You have lived in many places all over the world, do you think that has affected your writing and if so how?

It definitely has. I identify now largely as European. Almost every novel is connected with a place I visited, either as inspiration, or research. A trip to Egypt with my partner at the time led to The 100th Generation. A week in Rome and view of the Sistine Chapel produced Sistine Heresy, Venice inspired a novel set during the Inquisition. Trips to Berlin, a Nazi concentration camp in Belgium, and the Normandy beaches made several of my World War 2 novels possible. When I moved to Brussels I found myself surrounded by artifacts and survivors (and their children) of World War 2 resistance and that compelled me to write Waiting for the Violins. Recently, trips to Finnish Lapland and the high Austrian Alps, gave me a new perspective of how it is to live in the snow, and led to my newest To Sleep with Reindeer.  It is possible to recreate a place from the imagination, but vastly better if you can see, hear, touch, and smell it first hand.

 What is your current project, where can people go to find more information about your works?

I’ve just finished To Sleep with Reindeer, about the Norwegian Resistance and the indigenous Laplanders/Sami, which will appear sometime in the spring. With my desk cleared, I’m now ruminating about something in music. I want to indulge my personal obsession with opera and classical music, knowing full well that the very word may cause some readers to run away screaming.

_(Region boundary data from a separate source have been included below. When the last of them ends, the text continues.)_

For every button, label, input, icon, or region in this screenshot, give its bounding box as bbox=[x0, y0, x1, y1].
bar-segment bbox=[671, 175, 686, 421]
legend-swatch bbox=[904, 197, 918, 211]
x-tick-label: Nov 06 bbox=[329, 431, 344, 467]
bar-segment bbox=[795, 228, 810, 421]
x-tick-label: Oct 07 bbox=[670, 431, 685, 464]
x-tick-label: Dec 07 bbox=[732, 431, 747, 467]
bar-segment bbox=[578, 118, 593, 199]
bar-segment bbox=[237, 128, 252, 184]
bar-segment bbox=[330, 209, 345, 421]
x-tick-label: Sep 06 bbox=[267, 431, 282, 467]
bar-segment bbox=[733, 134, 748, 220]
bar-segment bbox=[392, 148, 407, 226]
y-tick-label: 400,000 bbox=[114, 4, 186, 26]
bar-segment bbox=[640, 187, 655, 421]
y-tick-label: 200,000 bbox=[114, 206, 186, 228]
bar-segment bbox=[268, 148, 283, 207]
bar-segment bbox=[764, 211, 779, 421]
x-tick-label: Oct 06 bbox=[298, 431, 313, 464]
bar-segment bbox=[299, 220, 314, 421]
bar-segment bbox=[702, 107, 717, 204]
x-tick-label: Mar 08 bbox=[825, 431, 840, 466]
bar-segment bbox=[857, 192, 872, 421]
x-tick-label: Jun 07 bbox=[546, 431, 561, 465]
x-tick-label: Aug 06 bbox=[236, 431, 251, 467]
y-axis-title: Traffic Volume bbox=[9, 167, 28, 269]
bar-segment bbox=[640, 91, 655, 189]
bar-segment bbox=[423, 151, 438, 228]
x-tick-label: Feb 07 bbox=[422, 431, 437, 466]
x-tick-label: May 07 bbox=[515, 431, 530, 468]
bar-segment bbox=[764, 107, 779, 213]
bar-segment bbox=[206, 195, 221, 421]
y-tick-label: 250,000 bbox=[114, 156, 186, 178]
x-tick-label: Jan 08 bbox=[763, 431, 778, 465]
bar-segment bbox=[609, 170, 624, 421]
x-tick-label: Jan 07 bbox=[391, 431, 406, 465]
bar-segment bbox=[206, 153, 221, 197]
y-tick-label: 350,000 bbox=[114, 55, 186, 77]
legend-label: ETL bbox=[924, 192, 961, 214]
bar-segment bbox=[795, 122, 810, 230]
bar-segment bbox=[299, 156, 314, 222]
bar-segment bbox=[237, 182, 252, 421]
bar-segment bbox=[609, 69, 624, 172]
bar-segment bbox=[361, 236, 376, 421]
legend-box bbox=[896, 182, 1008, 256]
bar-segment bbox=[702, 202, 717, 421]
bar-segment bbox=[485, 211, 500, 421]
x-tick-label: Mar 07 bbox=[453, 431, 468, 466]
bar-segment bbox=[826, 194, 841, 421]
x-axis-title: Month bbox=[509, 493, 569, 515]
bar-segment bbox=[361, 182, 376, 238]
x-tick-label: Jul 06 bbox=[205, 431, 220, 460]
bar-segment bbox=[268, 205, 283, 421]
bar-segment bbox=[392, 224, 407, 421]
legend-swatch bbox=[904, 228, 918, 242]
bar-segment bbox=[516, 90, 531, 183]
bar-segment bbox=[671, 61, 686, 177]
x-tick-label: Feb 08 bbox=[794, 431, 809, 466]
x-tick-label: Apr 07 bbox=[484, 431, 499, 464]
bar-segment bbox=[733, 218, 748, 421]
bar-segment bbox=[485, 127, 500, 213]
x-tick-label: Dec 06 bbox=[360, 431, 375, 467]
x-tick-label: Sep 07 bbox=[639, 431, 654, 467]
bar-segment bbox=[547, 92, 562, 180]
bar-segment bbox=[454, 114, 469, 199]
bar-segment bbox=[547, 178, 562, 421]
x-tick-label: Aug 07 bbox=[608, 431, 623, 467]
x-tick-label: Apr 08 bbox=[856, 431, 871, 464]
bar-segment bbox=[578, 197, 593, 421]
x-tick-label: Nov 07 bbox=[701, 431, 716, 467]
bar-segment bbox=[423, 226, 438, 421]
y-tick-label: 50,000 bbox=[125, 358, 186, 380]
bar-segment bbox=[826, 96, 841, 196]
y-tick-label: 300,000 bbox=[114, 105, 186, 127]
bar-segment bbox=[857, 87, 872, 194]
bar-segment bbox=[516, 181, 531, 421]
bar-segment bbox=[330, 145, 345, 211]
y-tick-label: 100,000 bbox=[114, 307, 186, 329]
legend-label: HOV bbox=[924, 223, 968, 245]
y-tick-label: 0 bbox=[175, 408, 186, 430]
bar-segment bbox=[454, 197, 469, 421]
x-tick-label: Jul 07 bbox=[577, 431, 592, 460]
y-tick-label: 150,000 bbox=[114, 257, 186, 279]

My editor, Shelley Thrasher and I are also tossing around the idea of co-authoring a novel, which should be fun, since our styles and personalities are so different. All my available novels are available at the Bold Strokes website, boldstrokesbooks.com, and if you check in at the right time, you can sometimes get them on special one-day sales, for the price of a Starbucks coffee.

Final four questions –we ask everybody 

Q) When the zombies take over the world where will you be? 

I’ll be an easy target, since I will likely be sitting on my couch with my dog on my lap and earphones on my head, listening to Renee Fleming sing arias.

Q ) How do you identify Jedi, lesbian,   Ninja, gay, vampire, bisexual, were-wolf, transgender,  pirate, asexual,  fairy, aromantic, sith, intersex,  Spartan, non-binary, wizard, genderfluid,  time lord , queer,  …?  

Basically, I identify as Grumpy old lesbian. I am of the generation that struggled to simply come out and to avoid condemnation, if not brutality. I marched in the first Gay Pride parade in San Francisco. All the subcategories you mention came decades later, and I have no idea how to apply them to myself.

Q) What piece of art, be it in the form of music, a book, a film or picture, do you think people must experience before they die? 

If I can cheat, I’d say all of the following are critical to a rich intellectual life:

1. The three great Requiems: Mozart, Verdi and Brahms

2. An opera by Puccini or Mozart

3. ALL the great Renaissance, Classical and Romantic paintings. 

4. Richard Dawkins’ books on evolutionary biology

5. Notre Dame (before the fire).

Q) Give one fact that most people would not believe about you?

I met Elvis Presley at the beginning of his career, when I was an adolescent and just beginning to ‘get’ rock music. He was quite pretty.